On Friday, Labaton Sucharow filed a class action on behalf of about 21.5 million (!) federal employees, contractors and job applicants whose personal information was exposed in an epic breach of security at the U.S. Office of Personnel Management, which screens applicants for federal government jobs and conducts security clearance on employees and contractors. Labaton’s complaint is at least the seventh class action against OPM and its private contractor, KeyPoint Government Solutions, including two suits by government employee unions and one with a federal administrative law judge as the lead plaintiff.
Although there is some variation in the alleged causes of action, the suits mostly assert violations of the Privacy Act and the Administrative Procedures Act, as well as negligence against KeyPoint. Late last month, the Justice Department asked the Judicial Panel on Multidistrict Litigation to consolidate the cases and transfer all of them to U.S. District JudgeAmy Jackson of Washington, D.C., who is already presiding over the American Federation of Government Employees’ class action against OPM and KeyPoint.
The JPML said Friday that it would hear oral arguments on Oct. 1 on the government’s motion. Briefs are due before Sept. 14.

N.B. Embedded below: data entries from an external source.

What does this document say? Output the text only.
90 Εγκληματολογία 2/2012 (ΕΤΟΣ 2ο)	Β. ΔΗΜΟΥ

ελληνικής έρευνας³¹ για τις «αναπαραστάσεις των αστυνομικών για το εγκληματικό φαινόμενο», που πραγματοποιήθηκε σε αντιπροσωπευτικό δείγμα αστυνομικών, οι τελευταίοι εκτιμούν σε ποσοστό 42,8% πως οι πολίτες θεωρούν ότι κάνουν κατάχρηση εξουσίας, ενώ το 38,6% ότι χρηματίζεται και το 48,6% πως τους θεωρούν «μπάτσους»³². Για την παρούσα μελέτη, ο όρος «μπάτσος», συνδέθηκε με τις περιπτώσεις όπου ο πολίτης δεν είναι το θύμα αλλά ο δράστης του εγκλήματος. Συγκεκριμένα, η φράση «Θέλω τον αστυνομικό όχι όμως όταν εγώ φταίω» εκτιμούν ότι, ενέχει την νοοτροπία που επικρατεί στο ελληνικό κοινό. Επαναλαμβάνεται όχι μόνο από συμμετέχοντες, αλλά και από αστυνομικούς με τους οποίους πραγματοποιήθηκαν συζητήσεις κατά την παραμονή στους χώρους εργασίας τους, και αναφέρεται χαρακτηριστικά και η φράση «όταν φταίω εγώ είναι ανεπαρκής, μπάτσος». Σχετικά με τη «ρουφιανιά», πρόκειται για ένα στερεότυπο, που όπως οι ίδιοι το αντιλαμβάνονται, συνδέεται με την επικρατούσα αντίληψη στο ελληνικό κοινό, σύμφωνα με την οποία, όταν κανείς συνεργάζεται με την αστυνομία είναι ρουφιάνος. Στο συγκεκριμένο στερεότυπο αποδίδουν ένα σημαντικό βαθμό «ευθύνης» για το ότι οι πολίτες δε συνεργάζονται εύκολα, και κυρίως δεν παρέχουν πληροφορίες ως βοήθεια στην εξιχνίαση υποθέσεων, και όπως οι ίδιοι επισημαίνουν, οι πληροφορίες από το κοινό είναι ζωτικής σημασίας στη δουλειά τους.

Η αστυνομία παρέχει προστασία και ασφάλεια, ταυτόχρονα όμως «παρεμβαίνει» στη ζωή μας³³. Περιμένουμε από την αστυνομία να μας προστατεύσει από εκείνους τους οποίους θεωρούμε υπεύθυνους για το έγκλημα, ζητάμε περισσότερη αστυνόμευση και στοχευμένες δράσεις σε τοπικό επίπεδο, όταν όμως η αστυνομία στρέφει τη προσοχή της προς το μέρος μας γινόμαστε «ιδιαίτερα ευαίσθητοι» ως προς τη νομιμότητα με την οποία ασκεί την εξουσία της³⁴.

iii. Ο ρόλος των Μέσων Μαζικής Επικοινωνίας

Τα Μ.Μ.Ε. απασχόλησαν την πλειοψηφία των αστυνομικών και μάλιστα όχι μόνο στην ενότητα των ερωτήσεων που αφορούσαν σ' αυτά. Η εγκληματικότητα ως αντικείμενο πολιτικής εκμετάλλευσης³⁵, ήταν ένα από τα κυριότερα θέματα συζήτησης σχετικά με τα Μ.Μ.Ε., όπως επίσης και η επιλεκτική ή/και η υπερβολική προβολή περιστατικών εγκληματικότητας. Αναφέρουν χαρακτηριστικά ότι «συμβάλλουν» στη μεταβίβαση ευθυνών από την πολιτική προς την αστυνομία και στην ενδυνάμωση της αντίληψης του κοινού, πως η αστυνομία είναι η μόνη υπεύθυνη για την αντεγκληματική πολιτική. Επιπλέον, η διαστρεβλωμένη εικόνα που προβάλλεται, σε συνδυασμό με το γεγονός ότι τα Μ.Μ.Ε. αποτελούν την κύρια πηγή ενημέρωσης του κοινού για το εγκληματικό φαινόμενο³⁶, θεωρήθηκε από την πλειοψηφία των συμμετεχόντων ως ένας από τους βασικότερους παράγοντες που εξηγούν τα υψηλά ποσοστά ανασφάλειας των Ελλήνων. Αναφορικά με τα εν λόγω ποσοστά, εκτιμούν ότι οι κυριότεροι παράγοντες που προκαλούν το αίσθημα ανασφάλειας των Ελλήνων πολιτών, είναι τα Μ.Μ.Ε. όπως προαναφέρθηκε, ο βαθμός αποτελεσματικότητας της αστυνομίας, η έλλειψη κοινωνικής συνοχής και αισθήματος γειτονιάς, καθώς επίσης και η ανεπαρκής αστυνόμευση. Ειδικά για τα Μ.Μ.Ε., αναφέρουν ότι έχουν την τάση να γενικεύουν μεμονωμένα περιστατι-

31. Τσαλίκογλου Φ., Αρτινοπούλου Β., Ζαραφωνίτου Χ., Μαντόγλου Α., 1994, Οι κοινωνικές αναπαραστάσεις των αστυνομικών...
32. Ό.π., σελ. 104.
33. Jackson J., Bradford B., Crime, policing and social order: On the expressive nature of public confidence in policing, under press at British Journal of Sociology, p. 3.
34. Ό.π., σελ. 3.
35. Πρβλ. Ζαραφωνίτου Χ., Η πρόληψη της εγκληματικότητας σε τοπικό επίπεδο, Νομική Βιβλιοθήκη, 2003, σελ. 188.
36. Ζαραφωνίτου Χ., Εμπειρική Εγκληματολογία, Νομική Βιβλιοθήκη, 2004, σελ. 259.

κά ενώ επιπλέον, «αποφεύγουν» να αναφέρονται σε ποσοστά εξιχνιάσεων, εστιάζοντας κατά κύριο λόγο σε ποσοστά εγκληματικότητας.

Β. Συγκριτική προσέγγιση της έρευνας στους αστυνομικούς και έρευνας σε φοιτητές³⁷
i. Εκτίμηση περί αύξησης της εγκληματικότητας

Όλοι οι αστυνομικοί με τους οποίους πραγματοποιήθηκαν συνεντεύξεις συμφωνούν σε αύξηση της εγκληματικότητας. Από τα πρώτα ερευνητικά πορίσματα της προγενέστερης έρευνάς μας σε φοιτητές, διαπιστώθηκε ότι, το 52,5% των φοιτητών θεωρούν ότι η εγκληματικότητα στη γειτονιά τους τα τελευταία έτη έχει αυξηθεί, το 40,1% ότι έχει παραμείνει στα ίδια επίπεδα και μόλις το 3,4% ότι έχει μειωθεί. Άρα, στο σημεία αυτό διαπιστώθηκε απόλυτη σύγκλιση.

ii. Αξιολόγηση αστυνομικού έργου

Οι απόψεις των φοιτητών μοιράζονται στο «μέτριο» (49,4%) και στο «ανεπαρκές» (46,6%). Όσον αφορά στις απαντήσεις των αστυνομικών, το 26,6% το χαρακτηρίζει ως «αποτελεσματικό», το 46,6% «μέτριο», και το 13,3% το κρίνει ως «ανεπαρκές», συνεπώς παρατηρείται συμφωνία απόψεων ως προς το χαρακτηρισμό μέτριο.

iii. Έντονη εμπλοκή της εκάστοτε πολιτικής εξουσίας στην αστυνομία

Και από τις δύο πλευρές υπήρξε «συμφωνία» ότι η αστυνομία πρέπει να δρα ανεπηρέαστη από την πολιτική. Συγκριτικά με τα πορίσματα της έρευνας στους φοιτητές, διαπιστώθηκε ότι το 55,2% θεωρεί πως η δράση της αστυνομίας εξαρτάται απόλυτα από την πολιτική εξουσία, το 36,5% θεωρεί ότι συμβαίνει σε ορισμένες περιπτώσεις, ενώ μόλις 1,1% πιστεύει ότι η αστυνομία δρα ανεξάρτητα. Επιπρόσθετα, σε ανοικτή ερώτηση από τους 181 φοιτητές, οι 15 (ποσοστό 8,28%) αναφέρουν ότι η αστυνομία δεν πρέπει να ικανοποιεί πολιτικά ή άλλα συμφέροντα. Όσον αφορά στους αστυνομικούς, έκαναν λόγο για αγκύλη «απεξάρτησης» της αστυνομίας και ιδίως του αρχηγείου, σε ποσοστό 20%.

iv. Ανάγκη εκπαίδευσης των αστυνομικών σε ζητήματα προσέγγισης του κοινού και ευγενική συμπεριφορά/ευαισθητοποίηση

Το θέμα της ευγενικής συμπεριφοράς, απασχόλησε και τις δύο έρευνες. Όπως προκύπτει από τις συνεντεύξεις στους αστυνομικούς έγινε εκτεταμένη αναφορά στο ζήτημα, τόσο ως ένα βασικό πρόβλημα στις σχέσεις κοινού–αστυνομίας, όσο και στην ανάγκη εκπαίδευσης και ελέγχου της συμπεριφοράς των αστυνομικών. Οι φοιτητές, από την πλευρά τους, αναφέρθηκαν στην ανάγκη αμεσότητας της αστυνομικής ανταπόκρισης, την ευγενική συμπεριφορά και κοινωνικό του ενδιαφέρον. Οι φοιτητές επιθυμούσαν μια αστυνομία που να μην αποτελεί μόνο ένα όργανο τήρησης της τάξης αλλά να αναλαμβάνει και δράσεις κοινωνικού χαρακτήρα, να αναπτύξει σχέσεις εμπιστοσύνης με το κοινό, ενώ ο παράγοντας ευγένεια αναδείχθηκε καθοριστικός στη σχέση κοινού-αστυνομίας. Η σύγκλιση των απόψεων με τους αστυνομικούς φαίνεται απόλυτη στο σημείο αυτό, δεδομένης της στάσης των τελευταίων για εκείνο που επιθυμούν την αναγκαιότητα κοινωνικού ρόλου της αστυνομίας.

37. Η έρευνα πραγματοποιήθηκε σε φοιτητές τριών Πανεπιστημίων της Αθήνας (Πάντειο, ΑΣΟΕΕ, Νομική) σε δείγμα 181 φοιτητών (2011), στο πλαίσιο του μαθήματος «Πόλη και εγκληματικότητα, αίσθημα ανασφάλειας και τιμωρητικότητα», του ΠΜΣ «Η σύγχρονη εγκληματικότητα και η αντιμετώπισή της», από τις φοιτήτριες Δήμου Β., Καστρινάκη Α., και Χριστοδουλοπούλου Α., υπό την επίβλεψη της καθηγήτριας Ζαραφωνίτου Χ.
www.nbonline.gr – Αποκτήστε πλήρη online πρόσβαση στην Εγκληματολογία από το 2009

It certainly seems likely that the JPML will consolidate the suits, but where they end up transferring them could make a big difference in how this case turns out. The threshold question in data breach suits, as I’ve written many times, is constitutional standing: Can plaintiffs whose personal information has been stolen allege an actual or “certainly impending” threat of injury? That is the standard the U.S. Supreme Court set out in its 2013 decision in Clapper v. Amnesty International, and data breach defendants have since used the Clapper definition to knock out at least 10 class actions by plaintiffs who claimed – like the plaintiffs in the OPM suits – that they have been injured by the increased risk their personal information will be misused.
One of the cases that foundered under Clapper was In re Science Applications International Corp (SAIC) Backup Tape Data Theft Litigation, an MDL consolidated for pretrial proceedings in federal district court in the District of Columbia. The case involved the theft of SAIC data tapes containing personal information, including Social Security numbers, on about 4.7 million members of the U.S. military and their families. U.S. District Judge James Boasberg of Washington concluded in May 2014 that under the Supreme Court’s ruling in Clapper, plaintiffs do not meet constitutional standing requirements when their only alleged injury is the loss of their data and the risk it will be misused.
He did hold plaintiffs had standing when they could plausibly allege their personal information was stolen and misused – one plaintiff, for instance, asserted he had received letters from a credit card company thanking him for a loan application he said he never filed – but Judge Boasberg’s dismissal opinion gutted the case. Plaintiffs ended up voluntarily dismissing what remained.
Plaintiffs’ lawyers have gotten savvier about pleading data breach cases after the initial wave of Clapper dismissals, framing complaints around class members who can show that their information has been misused or that their bank accounts or credit ratings have been impacted by the data theft. But cases redrawn to satisfy standing requirements present cramped damages theories, as we’ve seen in the Target and Sony data breach cases, if the only plaintiffs who can recover are those whose injury is more concrete than the mere loss of personal data and risk that it will be exploited. You can see why the Justice Department wants the OPM case litigated in a district skeptical of standing based on the risk of data misuse.
In one jurisdiction, however, all 21.5 million alleged victims of the OPM data breach may have standing. Last month, a three-judge panel of the 7th Circuit ruled in a data breach case against Neiman Marcus that plaintiffs have standing if they can show they incurred reasonable costs or spent considerable time to mitigate a “substantial risk” of harm. Under the 7th Circuit’s decision, just about anyone whose data has been stolen by hackers can sue because their information may be misappropriated.
Neiman Marcus’ lawyers at Sidley Austin filed a petition for rehearing earlier this month, but unless and until the 7th Circuit grants its motion, the panel’s ruling is the only post-Clapper federal appellate decision on standing in a data breach class action. It’s binding on trial judges in Illinois, Wisconsin and Indiana.
So far, none of the OPM class actions have been filed in those states. Two were brought in Washington, D.C., which, as the Justice Department pointed out in its request for consolidation in that court, is the district of universal venue for the Privacy Act claim at the heart of the OPM suits. Two other plaintiffs filed in California. Others sued in Idaho, Colorado and Kansas. It’s going to be very interesting to see which court plaintiffs ask the JPML to send the OPM litigation to.